This summer, senior Arab and Israeli water negotiators and policymakers will convene in Cambridge, Massachusetts, along with individuals from more than 15 other countries to participate in the Water Diplomacy Workshop (www.waterdiplomacy.org) — a highly interactive, train-the-trainer program designed to help senior water managers improve their capacity to resolve complex water disputes. The initiative is a collaboration between PON Executive Committee member and MIT faculty member Professor Lawrence Susskind and his colleague Professor Shafiqul Islam from Tufts University.
The Water Diplomacy Workshop is a five-day joint-learning experience that enables participants to master important network-management tools and teach these tools to others. It combines the science of water with the negotiation instruction methodologies developed by the Program on Negotiation at Harvard Law School. Interactive lectures, problem-solving clinics, and role-play simulations are used to help participants learn the techniques and strategies that are part of the Water Diplomacy Framework outlined in Islam and Susskind’s new book, Water Diplomacy: A Negotiated Approach to Managing Complex Water Networks (Resources for the Future, forthcoming in 2012).

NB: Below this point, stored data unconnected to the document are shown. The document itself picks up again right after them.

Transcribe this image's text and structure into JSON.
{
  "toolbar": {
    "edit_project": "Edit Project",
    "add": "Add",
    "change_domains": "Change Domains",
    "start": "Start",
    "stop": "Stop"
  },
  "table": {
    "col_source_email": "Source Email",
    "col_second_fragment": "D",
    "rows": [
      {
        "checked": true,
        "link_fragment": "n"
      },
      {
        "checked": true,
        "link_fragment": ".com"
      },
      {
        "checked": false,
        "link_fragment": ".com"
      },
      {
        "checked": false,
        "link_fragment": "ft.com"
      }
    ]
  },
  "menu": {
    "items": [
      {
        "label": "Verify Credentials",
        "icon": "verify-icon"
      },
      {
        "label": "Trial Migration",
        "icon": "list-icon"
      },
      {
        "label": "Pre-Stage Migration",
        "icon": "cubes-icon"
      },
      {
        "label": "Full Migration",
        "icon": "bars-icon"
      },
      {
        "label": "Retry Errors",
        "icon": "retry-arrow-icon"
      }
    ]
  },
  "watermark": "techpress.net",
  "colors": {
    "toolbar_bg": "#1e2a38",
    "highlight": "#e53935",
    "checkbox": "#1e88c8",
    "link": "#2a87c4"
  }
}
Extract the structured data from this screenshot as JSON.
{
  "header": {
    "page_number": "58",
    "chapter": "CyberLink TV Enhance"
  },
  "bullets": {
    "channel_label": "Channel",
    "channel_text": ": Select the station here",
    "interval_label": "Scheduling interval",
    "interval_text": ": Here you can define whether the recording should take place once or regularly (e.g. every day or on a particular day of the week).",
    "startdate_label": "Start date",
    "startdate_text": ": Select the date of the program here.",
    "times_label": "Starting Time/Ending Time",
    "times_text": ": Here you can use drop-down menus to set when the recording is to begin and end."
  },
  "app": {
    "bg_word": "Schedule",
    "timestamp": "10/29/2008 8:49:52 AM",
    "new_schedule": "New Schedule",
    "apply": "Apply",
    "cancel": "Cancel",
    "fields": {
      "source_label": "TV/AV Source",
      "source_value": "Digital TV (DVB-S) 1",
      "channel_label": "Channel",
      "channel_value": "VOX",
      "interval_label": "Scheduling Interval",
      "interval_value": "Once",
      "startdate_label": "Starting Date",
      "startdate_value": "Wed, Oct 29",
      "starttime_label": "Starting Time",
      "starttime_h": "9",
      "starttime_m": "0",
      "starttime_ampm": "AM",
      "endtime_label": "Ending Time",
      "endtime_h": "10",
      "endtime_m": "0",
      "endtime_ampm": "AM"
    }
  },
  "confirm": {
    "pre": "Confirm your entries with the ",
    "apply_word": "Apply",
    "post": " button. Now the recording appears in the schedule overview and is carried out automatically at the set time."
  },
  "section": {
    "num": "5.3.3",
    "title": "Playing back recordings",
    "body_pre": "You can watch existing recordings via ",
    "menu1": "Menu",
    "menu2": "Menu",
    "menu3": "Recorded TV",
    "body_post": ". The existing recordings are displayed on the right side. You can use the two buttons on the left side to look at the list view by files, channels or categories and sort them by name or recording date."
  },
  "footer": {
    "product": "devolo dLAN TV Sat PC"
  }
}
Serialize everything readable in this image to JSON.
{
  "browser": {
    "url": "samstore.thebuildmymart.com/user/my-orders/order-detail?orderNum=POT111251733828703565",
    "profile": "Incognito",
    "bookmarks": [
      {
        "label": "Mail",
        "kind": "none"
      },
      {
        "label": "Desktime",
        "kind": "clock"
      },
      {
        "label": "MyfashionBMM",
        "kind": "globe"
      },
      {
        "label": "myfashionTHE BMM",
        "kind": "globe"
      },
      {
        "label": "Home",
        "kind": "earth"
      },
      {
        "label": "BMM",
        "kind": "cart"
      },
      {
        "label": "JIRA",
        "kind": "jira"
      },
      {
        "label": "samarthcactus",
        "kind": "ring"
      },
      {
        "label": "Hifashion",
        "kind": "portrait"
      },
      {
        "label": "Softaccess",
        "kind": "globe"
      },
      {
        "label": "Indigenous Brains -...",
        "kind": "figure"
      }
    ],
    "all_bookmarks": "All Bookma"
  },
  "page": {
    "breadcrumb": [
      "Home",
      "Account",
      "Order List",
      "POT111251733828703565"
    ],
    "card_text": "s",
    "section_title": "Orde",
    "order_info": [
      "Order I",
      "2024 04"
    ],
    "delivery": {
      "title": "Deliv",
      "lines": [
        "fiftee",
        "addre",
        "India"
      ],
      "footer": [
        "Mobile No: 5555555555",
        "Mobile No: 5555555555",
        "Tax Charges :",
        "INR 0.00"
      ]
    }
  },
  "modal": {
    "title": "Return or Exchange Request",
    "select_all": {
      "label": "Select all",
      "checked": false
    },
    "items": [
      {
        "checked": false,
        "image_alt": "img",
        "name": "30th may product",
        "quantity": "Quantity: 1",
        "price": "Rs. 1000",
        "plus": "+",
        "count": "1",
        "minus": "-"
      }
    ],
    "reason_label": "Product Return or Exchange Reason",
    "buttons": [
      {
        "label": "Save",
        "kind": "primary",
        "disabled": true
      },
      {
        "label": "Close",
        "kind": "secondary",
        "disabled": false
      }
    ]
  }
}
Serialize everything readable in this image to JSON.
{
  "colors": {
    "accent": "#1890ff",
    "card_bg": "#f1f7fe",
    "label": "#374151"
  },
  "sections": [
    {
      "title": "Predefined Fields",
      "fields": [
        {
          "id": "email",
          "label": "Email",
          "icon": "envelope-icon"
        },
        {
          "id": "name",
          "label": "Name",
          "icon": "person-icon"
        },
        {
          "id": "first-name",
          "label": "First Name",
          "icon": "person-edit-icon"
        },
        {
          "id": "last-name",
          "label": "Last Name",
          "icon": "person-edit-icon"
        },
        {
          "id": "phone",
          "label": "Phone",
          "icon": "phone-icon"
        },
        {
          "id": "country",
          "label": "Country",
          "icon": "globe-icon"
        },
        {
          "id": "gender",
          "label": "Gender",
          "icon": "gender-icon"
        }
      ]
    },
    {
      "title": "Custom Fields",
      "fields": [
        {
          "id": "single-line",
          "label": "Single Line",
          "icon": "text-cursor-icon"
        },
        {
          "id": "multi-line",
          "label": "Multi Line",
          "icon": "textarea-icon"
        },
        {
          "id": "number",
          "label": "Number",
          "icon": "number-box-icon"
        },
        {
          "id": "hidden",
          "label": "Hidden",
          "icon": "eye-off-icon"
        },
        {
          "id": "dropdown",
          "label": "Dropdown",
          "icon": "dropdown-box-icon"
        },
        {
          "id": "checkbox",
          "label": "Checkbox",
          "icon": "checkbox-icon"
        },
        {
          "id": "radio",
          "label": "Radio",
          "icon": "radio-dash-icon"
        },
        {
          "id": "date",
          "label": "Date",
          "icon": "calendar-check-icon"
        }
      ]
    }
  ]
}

Professor Susskind has worked for more than a decade on projects designed to make headway on land claims and resource-sharing issues in the Middle East. With colleagues, he has worked to help Bedouins in the Negev and the Israeli government reach agreement on how to resolve the land claims of Bedouins living in what Israel calls “unrecognized villages.” The team has also engaged a range of Israeli partners committed to building bi-cultural mediating capabilities that can be applied in land-use and other natural resources disputes throughout Israel and Palestine.
The approach is not limited to training experts and practitioners alone. Dr. David Fairman, Associate Director of PON’s Public Disputes Program, has led a joint CBI-PON effort to develop the Workable Peace curriculum (www.workablepeace.org) that aims to mobilize high school teachers in the Middle East to help students in Israeli and Palestinian high schools learn more about conflict resolution techniques. The Workable Peace curriculum offers seven multi-party complex cases based on various conflict areas around the world, including one reflecting actual water and land disputes between Israelis and Palestinians in Hebron.